Parallèlement à cette évolution, le sentiment
de déni - «je n'arrive pas à croire que ça
m'arrive» - fait place à la nostalgie.
La recherche de Sylvie Lauzon a également fait ressortir
que «le deuil est plus intense et plus long chez les adolescentes
qui ont, dès l'avortement, eu l'impression de perdre une
partie valorisée d'elles-mêmes. Lorsque l'impression
de perte se vit en fonction d'un bébé aimé
mais extérieur à soi, le deuil est limité
dans le temps.»
L'intensité du deuil est par ailleurs proportionnelle au
degré d'anxiété précédant l'avortement:
plus l'adolescente est déprimée et vit des émotions
négatives avant l'avortement, plus le deuil sera intense.

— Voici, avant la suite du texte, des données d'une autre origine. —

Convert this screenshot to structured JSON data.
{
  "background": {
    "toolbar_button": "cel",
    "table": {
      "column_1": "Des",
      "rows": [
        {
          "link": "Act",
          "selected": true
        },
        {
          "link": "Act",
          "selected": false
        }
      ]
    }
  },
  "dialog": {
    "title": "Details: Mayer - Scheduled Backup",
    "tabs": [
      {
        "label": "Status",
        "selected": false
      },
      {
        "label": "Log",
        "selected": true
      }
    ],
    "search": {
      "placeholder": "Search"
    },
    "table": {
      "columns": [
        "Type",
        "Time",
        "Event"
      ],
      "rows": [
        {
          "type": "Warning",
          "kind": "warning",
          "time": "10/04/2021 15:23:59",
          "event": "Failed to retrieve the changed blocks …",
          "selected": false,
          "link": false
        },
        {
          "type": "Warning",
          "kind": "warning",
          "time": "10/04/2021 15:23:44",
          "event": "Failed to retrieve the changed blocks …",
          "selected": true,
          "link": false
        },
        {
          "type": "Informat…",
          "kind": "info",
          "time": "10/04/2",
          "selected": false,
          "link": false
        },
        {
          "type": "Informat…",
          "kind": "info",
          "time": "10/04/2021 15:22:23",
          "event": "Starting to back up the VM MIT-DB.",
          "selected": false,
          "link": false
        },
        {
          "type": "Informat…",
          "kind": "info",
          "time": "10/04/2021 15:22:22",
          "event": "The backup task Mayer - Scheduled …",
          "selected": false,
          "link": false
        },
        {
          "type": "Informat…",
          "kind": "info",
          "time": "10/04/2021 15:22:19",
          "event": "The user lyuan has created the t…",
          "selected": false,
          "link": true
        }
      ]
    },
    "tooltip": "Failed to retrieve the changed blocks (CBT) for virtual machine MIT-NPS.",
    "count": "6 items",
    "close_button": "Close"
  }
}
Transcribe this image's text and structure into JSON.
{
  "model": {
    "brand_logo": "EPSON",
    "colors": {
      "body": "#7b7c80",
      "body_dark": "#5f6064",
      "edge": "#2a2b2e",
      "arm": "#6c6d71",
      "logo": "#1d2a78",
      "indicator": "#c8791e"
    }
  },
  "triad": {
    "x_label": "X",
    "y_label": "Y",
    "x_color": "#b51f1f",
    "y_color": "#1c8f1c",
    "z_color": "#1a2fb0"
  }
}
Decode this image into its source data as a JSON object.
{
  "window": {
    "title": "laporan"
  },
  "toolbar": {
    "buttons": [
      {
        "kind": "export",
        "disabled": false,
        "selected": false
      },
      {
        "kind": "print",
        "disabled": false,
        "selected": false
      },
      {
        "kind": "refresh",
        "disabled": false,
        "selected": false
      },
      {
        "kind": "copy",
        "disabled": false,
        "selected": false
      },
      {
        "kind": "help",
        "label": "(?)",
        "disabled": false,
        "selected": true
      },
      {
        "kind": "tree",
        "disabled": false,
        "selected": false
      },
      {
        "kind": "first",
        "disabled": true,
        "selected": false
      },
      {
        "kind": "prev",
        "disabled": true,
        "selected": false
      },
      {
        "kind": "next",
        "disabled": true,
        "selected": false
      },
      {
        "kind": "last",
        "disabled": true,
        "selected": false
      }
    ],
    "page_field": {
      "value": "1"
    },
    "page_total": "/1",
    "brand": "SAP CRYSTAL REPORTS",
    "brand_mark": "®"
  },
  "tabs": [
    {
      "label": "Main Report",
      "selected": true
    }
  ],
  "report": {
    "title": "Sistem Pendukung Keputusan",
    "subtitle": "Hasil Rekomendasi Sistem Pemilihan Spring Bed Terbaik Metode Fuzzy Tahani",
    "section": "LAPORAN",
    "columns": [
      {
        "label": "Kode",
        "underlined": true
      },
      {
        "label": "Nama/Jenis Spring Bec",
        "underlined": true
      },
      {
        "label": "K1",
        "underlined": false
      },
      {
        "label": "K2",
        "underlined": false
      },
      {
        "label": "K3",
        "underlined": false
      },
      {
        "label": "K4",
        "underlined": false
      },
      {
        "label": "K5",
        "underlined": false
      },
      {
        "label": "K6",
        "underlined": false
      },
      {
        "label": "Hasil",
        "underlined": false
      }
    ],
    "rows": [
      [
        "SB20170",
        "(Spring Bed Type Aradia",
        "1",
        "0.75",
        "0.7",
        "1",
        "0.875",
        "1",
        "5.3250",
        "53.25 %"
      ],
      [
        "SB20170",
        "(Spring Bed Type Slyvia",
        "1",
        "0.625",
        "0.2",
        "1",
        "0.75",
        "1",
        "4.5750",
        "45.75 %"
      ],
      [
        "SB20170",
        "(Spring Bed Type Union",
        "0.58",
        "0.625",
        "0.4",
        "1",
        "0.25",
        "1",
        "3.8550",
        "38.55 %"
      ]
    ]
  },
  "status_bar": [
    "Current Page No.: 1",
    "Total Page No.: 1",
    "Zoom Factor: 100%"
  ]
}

«Mais je n'ai observé aucune pathologie dépressive,
ajoute Mme Lauzon. Il n'est pas anodin de devenir enceinte à
14 ans, mais l'avortement n'est pas perçu comme un désastre
ou la pire chose qui puisse arriver. On pourrait même le
comparer à une peine d'amour. Pour plusieurs adolescentes,
c'est un secret qui les aide à se détacher de leurs
parents.»
La principale conclusion que dégage Sylvie Lauzon de cette
recherche est qu'il faut aider les adolescentes «à
prendre conscience de ce qu'elles vivent, les amener à
mettre des mots sur leurs sentiments pour préciser l'objet
de leur perte. Si l'adolescente n'identifie pas l'objet de son
deuil, elle risque de reproduire le même comportement.»